Newcastle Expertise For Marie Curie Hospices

Newcastle-based architects, Jane Darbyshire & David Kendall (JDDK) Ltd are celebrating the completion of three separate hospice projects for Marie Curie Cancer Care.

Whilst two of the projects have been refurbishments of existing hospices at Edinburgh and Penarth, in the West Midlands, the charity have commissioned a brand new £13m facility which is already attracting superb reviews from patients, staff and visitors following completion at the end of 2012. The 24-bedroom hospice has been constructed on a green field site adjacent to the Solihull Bypass by main contractors, Wilmott Dixon

The overall design of the hospice fuses domestic architecture with an open plan layout, drawing visitors and residents into a familiar environment.

JDDK Project Architect, Mura Mullan, explained, “Research has shown the benefits of external views to the health and wellbeing of patients, staff and visitors in such a potentially stressful environment, so the design process began with the idea of small wings, almost like the fingers of a hand, where all the patient rooms and circulation areas had external views over landscaped gardens. In addition to this, windows have been created between the bedrooms and the circulation spaces, the overall aim of which is to prevent feelings of isolation. This approach worked very well with the open plan arrangement of the interior, which the Hospice Manager was very keen on from the outset of the design process.”

“A strong focus of the design was that the elevational treatment should help to put visitors at ease on arrival, and the height of the building is deliberately kept to a human scale with an ambience akin to that of a welcoming house, with low tiled roofs with dormer windows.”

The proposals were developed to enable retention of the vast majority of existing surrounding trees whilst simultaneously creating a new wildlife pond which is covered by CCTV linked to all bedrooms so that all residents can watch the natural habitat; as well as creating a mature landscape setting which the patients can readily engage with, this approach helped the building to achieve a BREEAM Very Good rating.

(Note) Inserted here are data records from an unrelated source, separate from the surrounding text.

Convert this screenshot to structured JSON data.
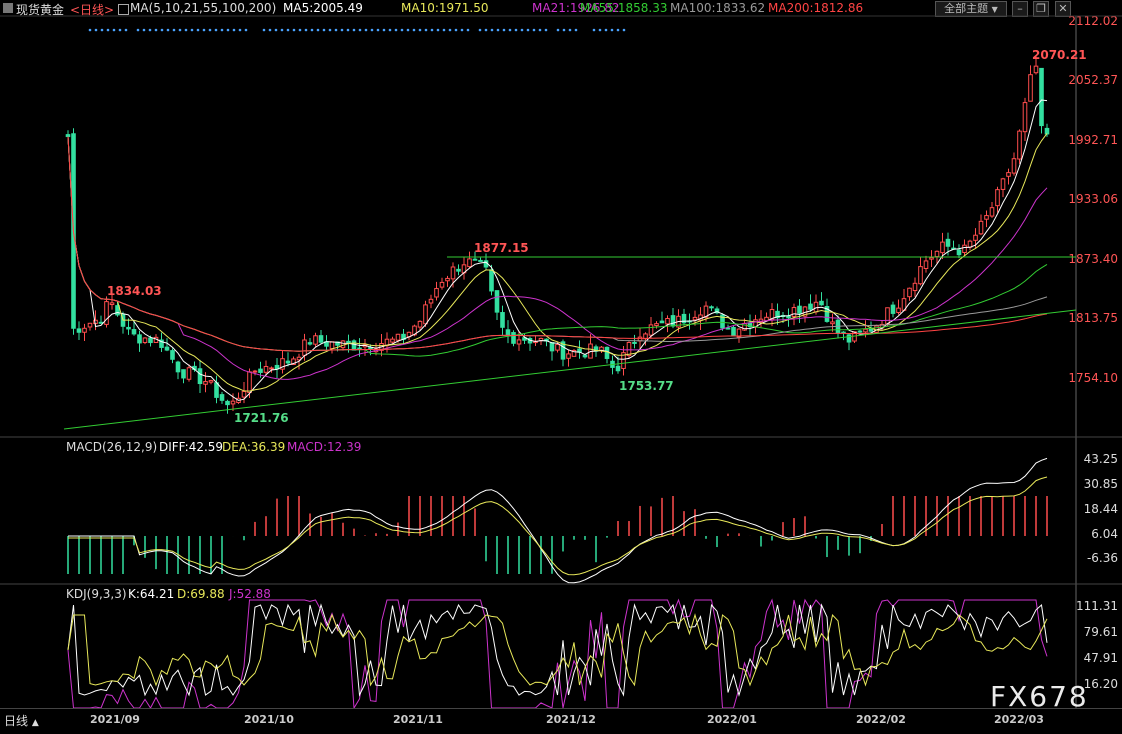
{
  "header": {
    "instrument": "现货黄金",
    "period": "<日线>",
    "ma_label": "MA(5,10,21,55,100,200)",
    "ma5": "MA5:2005.49",
    "ma10": "MA10:1971.50",
    "ma21": "MA21:1926.82",
    "ma55": "MA55:1858.33",
    "ma100": "MA100:1833.62",
    "ma200": "MA200:1812.86",
    "theme_button": "全部主题",
    "theme_arrow": "▼",
    "colors": {
      "ma5": "#ffffff",
      "ma10": "#e8e85a",
      "ma21": "#cc33cc",
      "ma55": "#33cc33",
      "ma100": "#999999",
      "ma200": "#ff4444"
    }
  },
  "window_controls": {
    "minimize": "–",
    "restore": "❐",
    "close": "✕"
  },
  "price_axis": [
    "2112.02",
    "2052.37",
    "1992.71",
    "1933.06",
    "1873.40",
    "1813.75",
    "1754.10"
  ],
  "price_annotations": {
    "high_nov": "1877.15",
    "high_sep": "1834.03",
    "low_sep": "1721.76",
    "low_dec": "1753.77",
    "high_mar": "2070.21"
  },
  "macd": {
    "label": "MACD(26,12,9)",
    "diff": "DIFF:42.59",
    "dea": "DEA:36.39",
    "macd": "MACD:12.39",
    "axis": [
      "43.25",
      "30.85",
      "18.44",
      "6.04",
      "-6.36"
    ]
  },
  "kdj": {
    "label": "KDJ(9,3,3)",
    "k": "K:64.21",
    "d": "D:69.88",
    "j": "J:52.88",
    "axis": [
      "111.31",
      "79.61",
      "47.91",
      "16.20"
    ]
  },
  "x_axis": [
    "2021/09",
    "2021/10",
    "2021/11",
    "2021/12",
    "2022/01",
    "2022/02",
    "2022/03"
  ],
  "bottom_tab": {
    "label": "日线",
    "arrow": "▲"
  },
  "watermark": "FX678",
  "chart_data": {
    "type": "candlestick",
    "series_notes": "daily spot gold, Aug 2021 - Mar 2022",
    "ylim": [
      1700,
      2112.02
    ],
    "key_levels": {
      "resistance": 1877.15,
      "peak": 2070.21
    },
    "last_close_approx": 1995
  }
}
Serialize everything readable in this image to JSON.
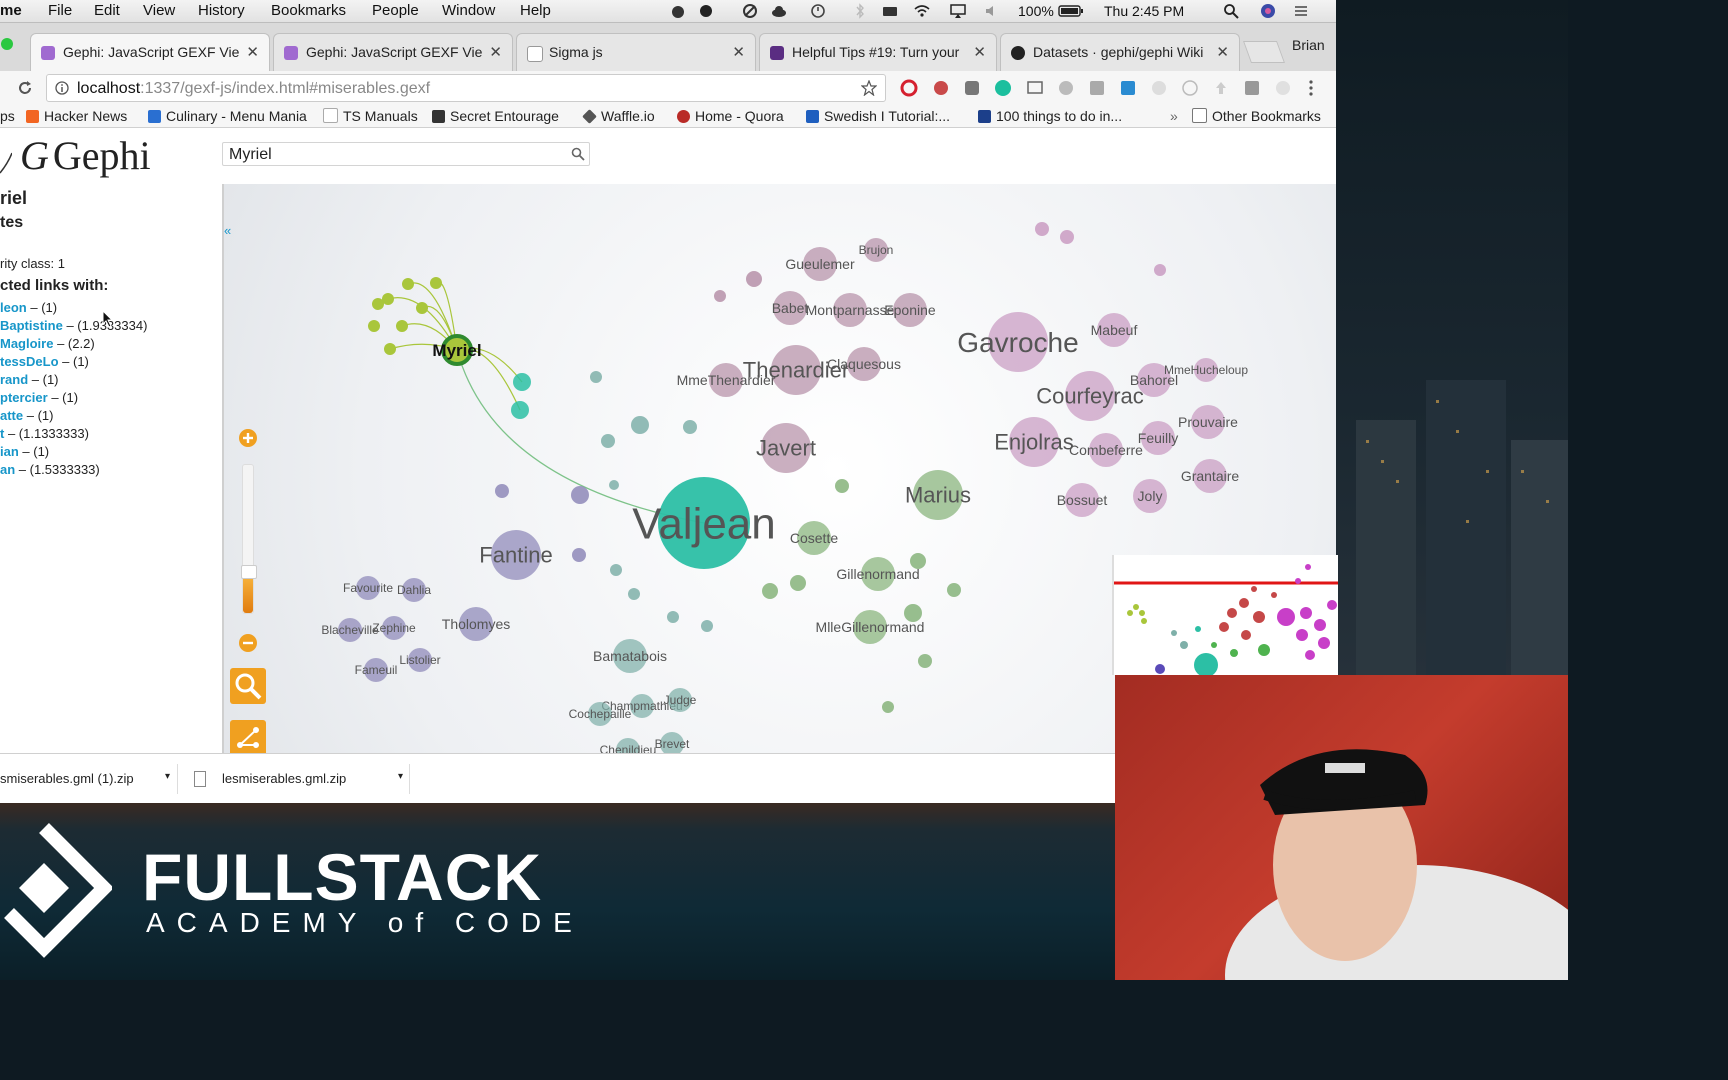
{
  "menubar": {
    "app": "me",
    "items": [
      "File",
      "Edit",
      "View",
      "History",
      "Bookmarks",
      "People",
      "Window",
      "Help"
    ],
    "battery": "100%",
    "clock": "Thu 2:45 PM"
  },
  "tabs": [
    {
      "label": "Gephi: JavaScript GEXF Vie",
      "color": "#a06ad0",
      "active": true
    },
    {
      "label": "Gephi: JavaScript GEXF Vie",
      "color": "#a06ad0",
      "active": false
    },
    {
      "label": "Sigma js",
      "color": "#9a9a9a",
      "active": false
    },
    {
      "label": "Helpful Tips #19: Turn your",
      "color": "#5a2d82",
      "active": false
    },
    {
      "label": "Datasets · gephi/gephi Wiki",
      "color": "#222222",
      "active": false
    }
  ],
  "profile": "Brian",
  "url": {
    "host": "localhost",
    "path": ":1337/gexf-js/index.html#miserables.gexf"
  },
  "bookmarks": [
    {
      "label": "ps",
      "color": "#888888"
    },
    {
      "label": "Hacker News",
      "color": "#f26522"
    },
    {
      "label": "Culinary - Menu Mania",
      "color": "#2a6fd1"
    },
    {
      "label": "TS Manuals",
      "color": "#bbbbbb"
    },
    {
      "label": "Secret Entourage",
      "color": "#333333"
    },
    {
      "label": "Waffle.io",
      "color": "#555555"
    },
    {
      "label": "Home - Quora",
      "color": "#b92b27"
    },
    {
      "label": "Swedish I Tutorial:...",
      "color": "#1f5fbf"
    },
    {
      "label": "100 things to do in...",
      "color": "#1c3f8a"
    }
  ],
  "other_bookmarks": "Other Bookmarks",
  "app": {
    "logo": "Gephi",
    "search_value": "Myriel"
  },
  "panel": {
    "title": "riel",
    "subtitle": "tes",
    "class_line": "rity class: 1",
    "links_heading": "cted links with:",
    "links": [
      {
        "name": "leon",
        "weight": " – (1)"
      },
      {
        "name": "Baptistine",
        "weight": " – (1.9333334)"
      },
      {
        "name": "Magloire",
        "weight": " – (2.2)"
      },
      {
        "name": "tessDeLo",
        "weight": " – (1)"
      },
      {
        "name": "rand",
        "weight": " – (1)"
      },
      {
        "name": "ptercier",
        "weight": " – (1)"
      },
      {
        "name": "atte",
        "weight": " – (1)"
      },
      {
        "name": "t",
        "weight": " – (1.1333333)"
      },
      {
        "name": "ian",
        "weight": " – (1)"
      },
      {
        "name": "an",
        "weight": " – (1.5333333)"
      }
    ]
  },
  "graph": {
    "colors": {
      "teal": "#2cbfa5",
      "purple": "#8e88b8",
      "mauve": "#b690a8",
      "pink": "#c99bc2",
      "green": "#86b37a",
      "lime": "#a9c63b",
      "grey_teal": "#7fb0a9"
    },
    "selected": "Myriel",
    "nodes": [
      {
        "label": "Valjean",
        "size": "xl",
        "group": "teal"
      },
      {
        "label": "Fantine",
        "size": "m",
        "group": "purple"
      },
      {
        "label": "Javert",
        "size": "m",
        "group": "mauve"
      },
      {
        "label": "Marius",
        "size": "m",
        "group": "green"
      },
      {
        "label": "Cosette",
        "size": "s",
        "group": "green"
      },
      {
        "label": "Gavroche",
        "size": "l",
        "group": "pink"
      },
      {
        "label": "Thenardier",
        "size": "m",
        "group": "mauve"
      },
      {
        "label": "MmeThenardier",
        "size": "s",
        "group": "mauve"
      },
      {
        "label": "Enjolras",
        "size": "m",
        "group": "pink"
      },
      {
        "label": "Courfeyrac",
        "size": "m",
        "group": "pink"
      },
      {
        "label": "Bossuet",
        "size": "s",
        "group": "pink"
      },
      {
        "label": "Joly",
        "size": "s",
        "group": "pink"
      },
      {
        "label": "Bahorel",
        "size": "s",
        "group": "pink"
      },
      {
        "label": "Combeferre",
        "size": "s",
        "group": "pink"
      },
      {
        "label": "Feuilly",
        "size": "s",
        "group": "pink"
      },
      {
        "label": "Prouvaire",
        "size": "s",
        "group": "pink"
      },
      {
        "label": "Grantaire",
        "size": "s",
        "group": "pink"
      },
      {
        "label": "Mabeuf",
        "size": "s",
        "group": "pink"
      },
      {
        "label": "MmeHucheloup",
        "size": "xs",
        "group": "pink"
      },
      {
        "label": "Gueulemer",
        "size": "s",
        "group": "mauve"
      },
      {
        "label": "Babet",
        "size": "s",
        "group": "mauve"
      },
      {
        "label": "Montparnasse",
        "size": "s",
        "group": "mauve"
      },
      {
        "label": "Eponine",
        "size": "s",
        "group": "mauve"
      },
      {
        "label": "Claquesous",
        "size": "s",
        "group": "mauve"
      },
      {
        "label": "Brujon",
        "size": "xs",
        "group": "mauve"
      },
      {
        "label": "Gillenormand",
        "size": "s",
        "group": "green"
      },
      {
        "label": "MlleGillenormand",
        "size": "s",
        "group": "green"
      },
      {
        "label": "Tholomyes",
        "size": "s",
        "group": "purple"
      },
      {
        "label": "Favourite",
        "size": "xs",
        "group": "purple"
      },
      {
        "label": "Dahlia",
        "size": "xs",
        "group": "purple"
      },
      {
        "label": "Blacheville",
        "size": "xs",
        "group": "purple"
      },
      {
        "label": "Zephine",
        "size": "xs",
        "group": "purple"
      },
      {
        "label": "Listolier",
        "size": "xs",
        "group": "purple"
      },
      {
        "label": "Fameuil",
        "size": "xs",
        "group": "purple"
      },
      {
        "label": "Bamatabois",
        "size": "s",
        "group": "grey_teal"
      },
      {
        "label": "Champmathieu",
        "size": "xs",
        "group": "grey_teal"
      },
      {
        "label": "Cochepaille",
        "size": "xs",
        "group": "grey_teal"
      },
      {
        "label": "Judge",
        "size": "xs",
        "group": "grey_teal"
      },
      {
        "label": "Chenildieu",
        "size": "xs",
        "group": "grey_teal"
      },
      {
        "label": "Brevet",
        "size": "xs",
        "group": "grey_teal"
      }
    ]
  },
  "downloads": [
    "smiserables.gml (1).zip",
    "lesmiserables.gml.zip"
  ],
  "brand": {
    "name": "FULLSTACK",
    "tagline": "ACADEMY of CODE"
  }
}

The in-patient areas are supported by a day hospice, an educational facility, a cafe and kitchen area and administration space, all of which enables Marie Curie to continue to provide a high standard of palliative care to its patients in the West Midlands area.

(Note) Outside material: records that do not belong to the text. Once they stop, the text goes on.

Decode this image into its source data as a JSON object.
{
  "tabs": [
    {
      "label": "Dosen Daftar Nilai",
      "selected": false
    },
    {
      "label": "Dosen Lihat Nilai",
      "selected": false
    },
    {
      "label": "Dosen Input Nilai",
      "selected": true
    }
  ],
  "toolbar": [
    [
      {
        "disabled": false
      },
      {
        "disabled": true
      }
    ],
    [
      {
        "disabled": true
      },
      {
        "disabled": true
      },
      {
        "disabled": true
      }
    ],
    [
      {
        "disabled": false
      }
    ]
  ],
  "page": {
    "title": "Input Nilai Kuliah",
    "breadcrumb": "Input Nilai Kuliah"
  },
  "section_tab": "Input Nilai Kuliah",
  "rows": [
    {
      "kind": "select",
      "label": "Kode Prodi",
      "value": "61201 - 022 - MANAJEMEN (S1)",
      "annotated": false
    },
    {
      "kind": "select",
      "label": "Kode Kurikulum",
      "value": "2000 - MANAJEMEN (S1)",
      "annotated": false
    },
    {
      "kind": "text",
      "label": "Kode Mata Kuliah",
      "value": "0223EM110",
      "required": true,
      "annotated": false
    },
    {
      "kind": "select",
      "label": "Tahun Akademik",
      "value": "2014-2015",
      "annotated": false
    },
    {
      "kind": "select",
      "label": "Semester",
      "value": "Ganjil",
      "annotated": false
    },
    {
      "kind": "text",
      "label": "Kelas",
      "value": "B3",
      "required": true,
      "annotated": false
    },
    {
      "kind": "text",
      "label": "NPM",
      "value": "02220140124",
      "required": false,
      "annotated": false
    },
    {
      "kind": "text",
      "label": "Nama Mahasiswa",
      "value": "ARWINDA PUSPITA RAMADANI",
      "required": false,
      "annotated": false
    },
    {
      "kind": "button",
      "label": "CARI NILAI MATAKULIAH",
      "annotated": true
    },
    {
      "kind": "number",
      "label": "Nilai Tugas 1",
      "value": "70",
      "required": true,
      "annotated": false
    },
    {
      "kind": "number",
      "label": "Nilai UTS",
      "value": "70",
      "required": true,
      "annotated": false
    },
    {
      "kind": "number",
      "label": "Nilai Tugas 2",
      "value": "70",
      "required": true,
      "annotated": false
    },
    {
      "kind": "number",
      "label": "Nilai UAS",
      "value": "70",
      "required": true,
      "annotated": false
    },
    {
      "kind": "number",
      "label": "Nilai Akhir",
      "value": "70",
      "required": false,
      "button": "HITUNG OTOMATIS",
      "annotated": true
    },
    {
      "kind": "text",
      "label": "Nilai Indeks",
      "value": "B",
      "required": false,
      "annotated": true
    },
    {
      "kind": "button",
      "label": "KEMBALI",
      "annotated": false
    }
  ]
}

Running concurrently with the Solihull hospice, JDDK were also working on the £ 1.2m and £2.3m refurbishments of the charity’s Penarth and Edinbugh hospices respectively. Working with the same project management team at both sites, JDDK Project Architect, Stuart Franklin oversaw construction work designed to breathe new life into the 1970’s hospices.

He commented, “Both projects were very similar and fast tracked to minimise disruption to patients. In essence they were about maximising the use of available floor space, improving patient dignity and installing en-suite facilities – prior to the refurbishments, patients had to cross the main corridor of each hospice to access toilet and bath facilities.”

Within the £2.3m budget at Edinburgh, the project extended six of the 15 bedrooms, a mix of single, double and triple rooms, whilst providing balconies to the first floor rooms, screened by brise soleil  panels for sunlight control, and provided a new lift shaft to the side of the building. The main entrance area was transformed into a more welcoming two storey foyer space which now forms a central hub to the whole hospice with a link to the Day Services Unit.

Liz Cottier, Hospice Manager, added, “We have now been open for 10 weeks and from the first day when we moved patients from the old hospice to today, all I have heard is wonderful positive comments from patients, visitors and staff. I feel the most positive impression people have on entering the building is the openness and ability no matter where you are within the hospice is to see the outside; we have also been able to create a feeling of not only friendliness but also warmth which helps greatly at times when our patients or their  families are very anxious.”